Now some of you may tell me, what do I have to worry about? I’m slim and tall after all. But that is where we must realize that this movement does not only refer to curvy and fuller figures, but also to “skinny” and thin. I have heard the term “skinny” directed at me countless times, and let me tell you, it’s not really a compliment. Just as women can be shamed for being on the larger end of the scale, so can women who lack certain “curves”, or who are judged as “anorexic”, or told they need to eat more. Some women have a faster metabolism than others, and struggle to put on weight, no matter how hard they try. Others have a slow metabolism, and do eat healthy and work out, yet their weight won’t budge. And then there are others who suffer from some form of eating disorder. As a result, today’s unrealistic standards of beauty lead to a variety of mental and physical health problems in girls and young women.

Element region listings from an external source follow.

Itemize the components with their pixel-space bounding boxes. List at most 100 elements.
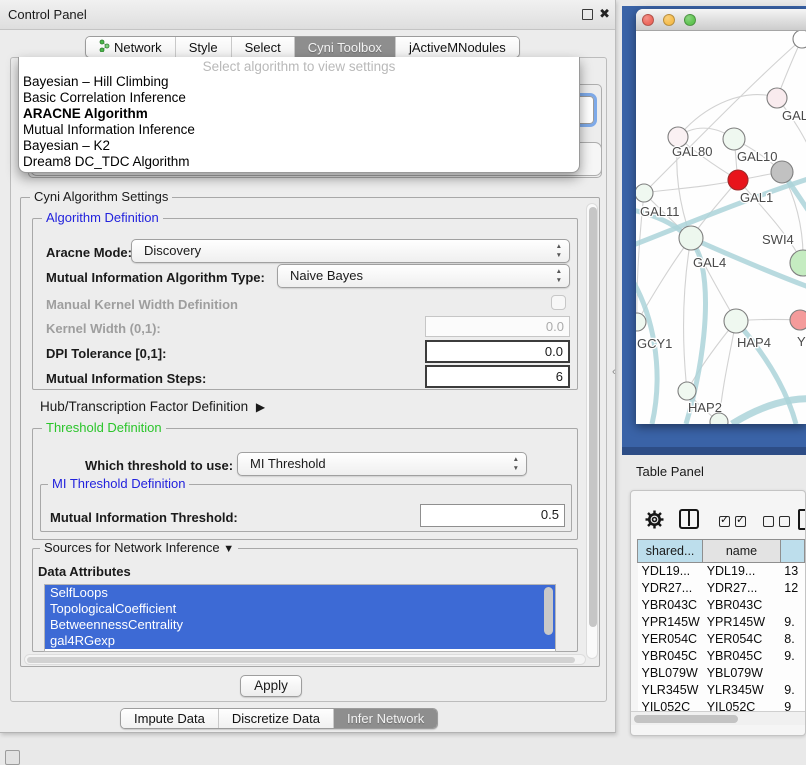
algorithm-option[interactable]: Bayesian – K2 bbox=[19, 138, 579, 154]
table-cell[interactable]: YPR145W bbox=[703, 614, 781, 631]
network-canvas[interactable]: GALGAL80GAL10GAL11GAL4HAP4GCY1HAP2GAL1SW… bbox=[636, 31, 806, 424]
settings-horizontal-scrollbar[interactable] bbox=[24, 654, 586, 665]
table-cell[interactable]: YBR043C bbox=[638, 597, 703, 614]
table-cell[interactable]: YDR27... bbox=[703, 580, 781, 597]
attributes-scrollbar-thumb[interactable] bbox=[544, 587, 553, 635]
tab-infer-network[interactable]: Infer Network bbox=[334, 709, 437, 728]
settings-vertical-scrollbar[interactable] bbox=[586, 203, 598, 659]
network-node[interactable] bbox=[790, 250, 806, 276]
algorithm-option[interactable]: Bayesian – Hill Climbing bbox=[19, 74, 579, 90]
network-node-hap4[interactable] bbox=[724, 309, 748, 333]
column-header[interactable] bbox=[780, 540, 804, 563]
settings-scrollbar-thumb[interactable] bbox=[589, 207, 597, 627]
mi-algorithm-type-select[interactable]: Naive Bayes ▲▼ bbox=[277, 264, 570, 288]
table-horizontal-scrollbar[interactable] bbox=[631, 711, 805, 725]
tab-cyni-toolbox[interactable]: Cyni Toolbox bbox=[295, 37, 396, 57]
attribute-item[interactable]: SelfLoops bbox=[45, 585, 555, 601]
column-header-name[interactable]: name bbox=[703, 540, 781, 563]
table-cell[interactable]: YBL079W bbox=[703, 665, 781, 682]
tab-style[interactable]: Style bbox=[176, 37, 232, 57]
table-cell[interactable] bbox=[780, 665, 804, 682]
table-cell[interactable]: YBR045C bbox=[703, 648, 781, 665]
table-row[interactable]: YBR043CYBR043C bbox=[638, 597, 805, 614]
deselect-all-icon[interactable] bbox=[763, 516, 774, 527]
tab-discretize-data[interactable]: Discretize Data bbox=[219, 709, 334, 728]
table-cell[interactable]: 9. bbox=[780, 682, 804, 699]
sources-group-title[interactable]: Sources for Network Inference ▼ bbox=[40, 541, 238, 556]
tab-select[interactable]: Select bbox=[232, 37, 295, 57]
mi-threshold-field[interactable]: 0.5 bbox=[420, 504, 565, 527]
table-cell[interactable]: YBR045C bbox=[638, 648, 703, 665]
table-row[interactable]: YBL079WYBL079W bbox=[638, 665, 805, 682]
select-all-icon[interactable]: ✓ bbox=[735, 516, 746, 527]
table-cell[interactable]: 8. bbox=[780, 631, 804, 648]
table-row[interactable]: YDR27...YDR27...12 bbox=[638, 580, 805, 597]
network-node-gal10[interactable] bbox=[723, 128, 745, 150]
table-cell[interactable]: YBL079W bbox=[638, 665, 703, 682]
network-window[interactable]: GALGAL80GAL10GAL11GAL4HAP4GCY1HAP2GAL1SW… bbox=[636, 9, 806, 424]
attribute-item[interactable]: TopologicalCoefficient bbox=[45, 601, 555, 617]
table-hscrollbar-thumb[interactable] bbox=[634, 715, 738, 723]
table-cell[interactable]: YBR043C bbox=[703, 597, 781, 614]
network-node-gal11[interactable] bbox=[636, 184, 653, 202]
table-row[interactable]: YBR045CYBR045C9. bbox=[638, 648, 805, 665]
deselect-all-icon[interactable] bbox=[779, 516, 790, 527]
table-cell[interactable]: YDR27... bbox=[638, 580, 703, 597]
table-cell[interactable]: YDL19... bbox=[638, 563, 703, 580]
import-table-icon[interactable] bbox=[798, 509, 806, 530]
table-cell[interactable] bbox=[780, 597, 804, 614]
attribute-item[interactable]: BetweennessCentrality bbox=[45, 617, 555, 633]
algorithm-option[interactable]: ARACNE Algorithm bbox=[19, 106, 579, 122]
float-window-icon[interactable] bbox=[582, 9, 593, 20]
network-node[interactable] bbox=[771, 161, 793, 183]
split-pane-collapse-icon[interactable]: ‹ bbox=[612, 366, 616, 378]
table-cell[interactable]: YER054C bbox=[638, 631, 703, 648]
aracne-mode-select[interactable]: Discovery ▲▼ bbox=[131, 239, 570, 263]
tab-label: Network bbox=[114, 40, 162, 55]
mi-steps-field[interactable]: 6 bbox=[425, 365, 570, 388]
window-grip-icon[interactable] bbox=[5, 750, 20, 765]
tab-impute-data[interactable]: Impute Data bbox=[121, 709, 219, 728]
table-cell[interactable]: YLR345W bbox=[703, 682, 781, 699]
table-cell[interactable]: 12 bbox=[780, 580, 804, 597]
manual-kernel-checkbox[interactable] bbox=[551, 295, 566, 310]
table-cell[interactable]: YLR345W bbox=[638, 682, 703, 699]
column-header-shared[interactable]: shared... bbox=[638, 540, 703, 563]
network-node-gcy1[interactable] bbox=[636, 313, 646, 331]
table-cell[interactable]: 13 bbox=[780, 563, 804, 580]
table-cell[interactable]: 9. bbox=[780, 648, 804, 665]
mac-minimize-icon[interactable] bbox=[663, 14, 675, 26]
network-node-gal4[interactable] bbox=[679, 226, 703, 250]
dpi-tolerance-field[interactable]: 0.0 bbox=[425, 340, 570, 363]
network-node-hap2[interactable] bbox=[678, 382, 696, 400]
table-cell[interactable]: 9. bbox=[780, 614, 804, 631]
mac-zoom-icon[interactable] bbox=[684, 14, 696, 26]
data-attributes-list[interactable]: SelfLoopsTopologicalCoefficientBetweenne… bbox=[44, 584, 556, 652]
kernel-width-field[interactable]: 0.0 bbox=[425, 316, 570, 337]
mac-close-icon[interactable] bbox=[642, 14, 654, 26]
network-node[interactable] bbox=[790, 310, 806, 330]
settings-gear-icon[interactable] bbox=[645, 510, 664, 529]
algorithm-option[interactable]: Basic Correlation Inference bbox=[19, 90, 579, 106]
table-cell[interactable]: YER054C bbox=[703, 631, 781, 648]
attribute-item[interactable]: gal4RGexp bbox=[45, 633, 555, 649]
table-cell[interactable]: YDL19... bbox=[703, 563, 781, 580]
table-cell[interactable]: YPR145W bbox=[638, 614, 703, 631]
close-icon[interactable]: ✖ bbox=[599, 6, 610, 22]
algorithm-option[interactable]: Mutual Information Inference bbox=[19, 122, 579, 138]
split-columns-icon[interactable] bbox=[679, 509, 699, 529]
apply-button[interactable]: Apply bbox=[240, 675, 302, 697]
table-row[interactable]: YLR345WYLR345W9. bbox=[638, 682, 805, 699]
select-all-icon[interactable]: ✓ bbox=[719, 516, 730, 527]
table-row[interactable]: YPR145WYPR145W9. bbox=[638, 614, 805, 631]
hub-definition-expander[interactable]: Hub/Transcription Factor Definition ▶ bbox=[40, 399, 261, 414]
which-threshold-select[interactable]: MI Threshold ▲▼ bbox=[237, 452, 527, 476]
table-row[interactable]: YDL19...YDL19...13 bbox=[638, 563, 805, 580]
tab-network[interactable]: Network bbox=[86, 37, 176, 57]
settings-hscrollbar-thumb[interactable] bbox=[27, 657, 575, 663]
network-node[interactable] bbox=[728, 170, 748, 190]
tab-jactivemnodules[interactable]: jActiveMNodules bbox=[396, 37, 519, 57]
table-row[interactable]: YER054CYER054C8. bbox=[638, 631, 805, 648]
network-node-gal[interactable] bbox=[767, 88, 787, 108]
algorithm-option[interactable]: Dream8 DC_TDC Algorithm bbox=[19, 154, 579, 170]
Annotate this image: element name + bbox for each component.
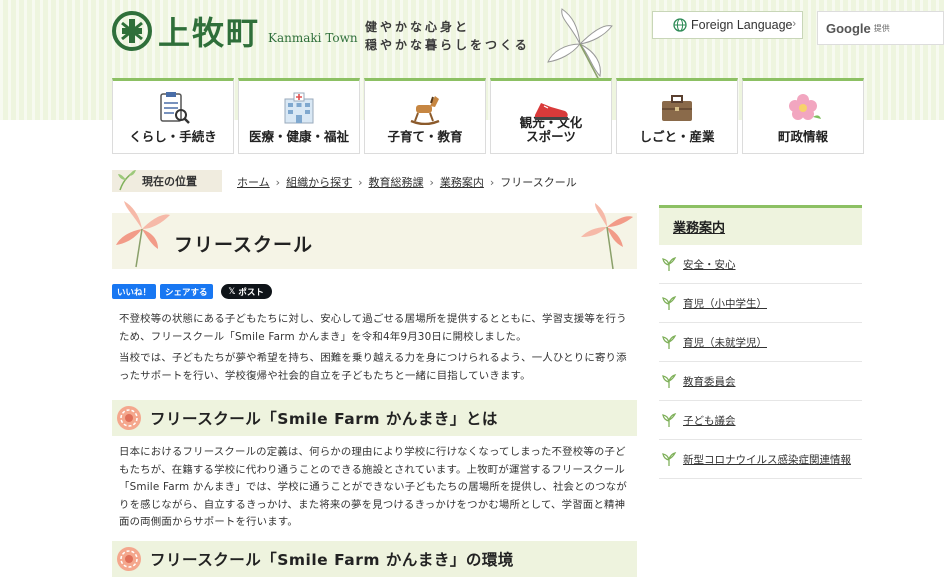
sprout-icon	[662, 374, 677, 388]
nav-label: 医療・健康・福祉	[248, 129, 349, 144]
breadcrumb-education-dept[interactable]: 教育総務課	[368, 174, 423, 190]
breadcrumb-organization[interactable]: 組織から探す	[286, 174, 352, 190]
section-heading-text: フリースクール「Smile Farm かんまき」とは	[150, 410, 498, 428]
site-logo[interactable]: 上牧町 Kanmaki Town	[112, 8, 358, 54]
hospital-icon	[284, 92, 314, 124]
sidebar-item-label[interactable]: 育児（未就学児）	[683, 335, 767, 350]
facebook-like-button[interactable]: いいね！	[112, 284, 157, 299]
chevron-right-icon: ›	[489, 175, 495, 189]
sidebar-item-label[interactable]: 育児（小中学生）	[683, 296, 767, 311]
nav-label: 子育て・教育	[387, 129, 463, 144]
leaf-icon	[118, 170, 136, 191]
nav-item-work[interactable]: しごと・産業	[616, 78, 738, 154]
logo-english: Kanmaki Town	[268, 31, 358, 45]
google-search-box[interactable]: Google 提供	[817, 11, 944, 45]
intro-paragraph-2: 当校では、子どもたちが夢や希望を持ち、困難を乗り越える力を身につけられるよう、一…	[119, 352, 627, 382]
tagline-line-2: 穏やかな暮らしをつくる	[365, 38, 530, 52]
section-heading-text: フリースクール「Smile Farm かんまき」の環境	[150, 551, 514, 569]
current-location-text: 現在の位置	[142, 175, 197, 188]
nav-item-childcare[interactable]: 子育て・教育	[364, 78, 486, 154]
sneaker-icon	[535, 103, 568, 120]
breadcrumb-home[interactable]: ホーム	[237, 174, 270, 190]
logo-japanese: 上牧町	[158, 14, 261, 52]
sidebar-item-covid[interactable]: 新型コロナウイルス感染症関連情報	[659, 440, 862, 479]
lily-flower-icon	[116, 201, 170, 268]
google-label: Google	[826, 20, 871, 36]
breadcrumb: ホーム › 組織から探す › 教育総務課 › 業務案内 › フリースクール	[237, 174, 577, 190]
facebook-share-button[interactable]: シェアする	[160, 284, 213, 299]
section-heading-environment: フリースクール「Smile Farm かんまき」の環境	[112, 541, 637, 577]
nav-label: しごと・産業	[639, 129, 715, 144]
sprout-icon	[662, 452, 677, 466]
chevron-right-icon: ›	[792, 18, 796, 30]
chevron-right-icon: ›	[358, 175, 363, 189]
lily-flower-icon	[581, 203, 633, 270]
clipboard-icon	[160, 92, 190, 124]
nav-item-tourism[interactable]: 観光・文化 スポーツ	[490, 78, 612, 154]
tagline-line-1: 健やかな心身と	[365, 20, 471, 34]
flower-bullet-icon	[117, 406, 141, 430]
chevron-right-icon: ›	[275, 175, 281, 189]
page-title: フリースクール	[174, 234, 314, 256]
foreign-language-button[interactable]: Foreign Language ›	[652, 11, 803, 39]
sidebar: 業務案内 安全・安心 育児（小中学生） 育児（未就学児） 教育委員会 子ども議会…	[659, 205, 862, 479]
section-heading-about: フリースクール「Smile Farm かんまき」とは	[112, 400, 637, 436]
sidebar-item-label[interactable]: 安全・安心	[683, 257, 736, 272]
google-provided-label: 提供	[873, 23, 890, 33]
chevron-right-icon: ›	[429, 175, 434, 189]
global-nav: くらし・手続き 医療・健康・福祉 子育て・教育 観光・文化 スポーツ しごと・産…	[112, 78, 864, 154]
rocking-horse-icon	[410, 96, 440, 125]
sidebar-heading-text: 業務案内	[673, 221, 726, 236]
sprout-icon	[662, 335, 677, 349]
tagline: 健やかな心身と 穏やかな暮らしをつくる	[365, 18, 530, 54]
lily-illustration-icon	[547, 8, 613, 83]
sidebar-item-board-of-education[interactable]: 教育委員会	[659, 362, 862, 401]
sidebar-heading[interactable]: 業務案内	[659, 205, 862, 245]
sidebar-item-children-assembly[interactable]: 子ども議会	[659, 401, 862, 440]
sprout-icon	[662, 413, 677, 427]
x-post-button[interactable]: 𝕏 ポスト	[220, 284, 272, 299]
breadcrumb-services[interactable]: 業務案内	[440, 174, 484, 190]
nav-label: くらし・手続き	[129, 129, 217, 144]
sidebar-item-label[interactable]: 子ども議会	[683, 413, 736, 428]
sidebar-item-childcare-preschool[interactable]: 育児（未就学児）	[659, 323, 862, 362]
foreign-language-label: Foreign Language	[691, 18, 793, 32]
sidebar-item-safety[interactable]: 安全・安心	[659, 245, 862, 284]
nav-label: 町政情報	[777, 129, 828, 144]
breadcrumb-current: フリースクール	[500, 176, 577, 189]
globe-icon	[673, 18, 687, 32]
page-title-box: フリースクール	[112, 201, 637, 270]
sprout-icon	[662, 296, 677, 310]
flower-bullet-icon	[117, 547, 141, 571]
flower-icon	[789, 94, 821, 120]
x-post-label: ポスト	[238, 287, 264, 298]
sprout-icon	[662, 257, 677, 271]
nav-item-government[interactable]: 町政情報	[742, 78, 864, 154]
town-emblem-icon	[112, 11, 152, 51]
sidebar-item-label[interactable]: 教育委員会	[683, 374, 736, 389]
intro-paragraph-1: 不登校等の状態にある子どもたちに対し、安心して過ごせる居場所を提供するとともに、…	[119, 313, 627, 343]
social-buttons: いいね！ シェアする 𝕏 ポスト	[112, 284, 272, 299]
nav-item-living[interactable]: くらし・手続き	[112, 78, 234, 154]
x-logo-icon: 𝕏	[228, 286, 236, 297]
briefcase-icon	[662, 95, 692, 121]
sidebar-item-label[interactable]: 新型コロナウイルス感染症関連情報	[683, 452, 851, 467]
current-location-label: 現在の位置	[112, 170, 222, 192]
sidebar-item-childcare-school[interactable]: 育児（小中学生）	[659, 284, 862, 323]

Consider this though; who has the right to define what beauty really looks like? Who said that we must all strive to look like Victoria’s Secret supermodels in order to feel good about ourselves? The images portrayed in magazines and social media are not real. The majority of them are photo shopped, and use special lighting and makeup to give the illusion of the “perfect” body. But even the fashion world has started to come around and brands are beginning to adopt a healthier approach in promoting themselves.
Take for example plus-size model Ashley Graham and UFC fighter Ronda Rousey who earlier this year landed their own cover on Sports Illustrated magazine. Or more recently, Victoria’s Secret released unretouched photos of model Jasmine Tookes wearing the 2016 fantasy bra, showing visible stretchmarks; a move that is quite unexpected of the brand, but yet another indication that the body positive movement is on the rise.
A more compelling case is that of Charli Howard, a 23 year old British model who was sacked by her agency for being “too big” at 5”8 tall and UK size 6-8. Like many other girls who enter the world of modelling, with enough insecurities of her own to begin with, she responded to her agency in a video titled “Her Modelling Agency Dumped Her, So She drops the Truth on Them”. She has since gone on to create the #iamallwoman project, which encourages women to embrace their flaws and imperfections and to feel more positive and confident about themselves and their bodies. As they state on the project’s website (AllWomanProject), “Our physical attributes do not define us as women; our strength and character does.”
From my experience as a professional model, coupled with my own insecurities as a young woman, I can tell you that the modelling industry has only done more damage to my self-esteem. Despite the lovely photos which accentuate and flatter your “good side”, the fashion world can make you feel inadequate and less of a woman. Instead of helping you love yourself, it draws your attention to what is “wrong” with you. Of course I do enjoy modelling, and working alongside some amazingly talented creative people, but it’s time the Body Positive Movement played a bigger role in the modelling/fashion industry.
Women should be encouraged from a young age to focus on their good qualities; their strength, their character, their brains, their talents. Most importantly, they must be encouraged to believe in themselves. We all need to start accepting ourselves and our bodies, and learn to love ourselves for who we truly are. After all is said and done, our bodies will eventually deteriorate, we will grow old and wrinkly, and we will not be here forever. Our bodies are nothing more than “vessels”, it is our soul, our inner beauty that is eternal.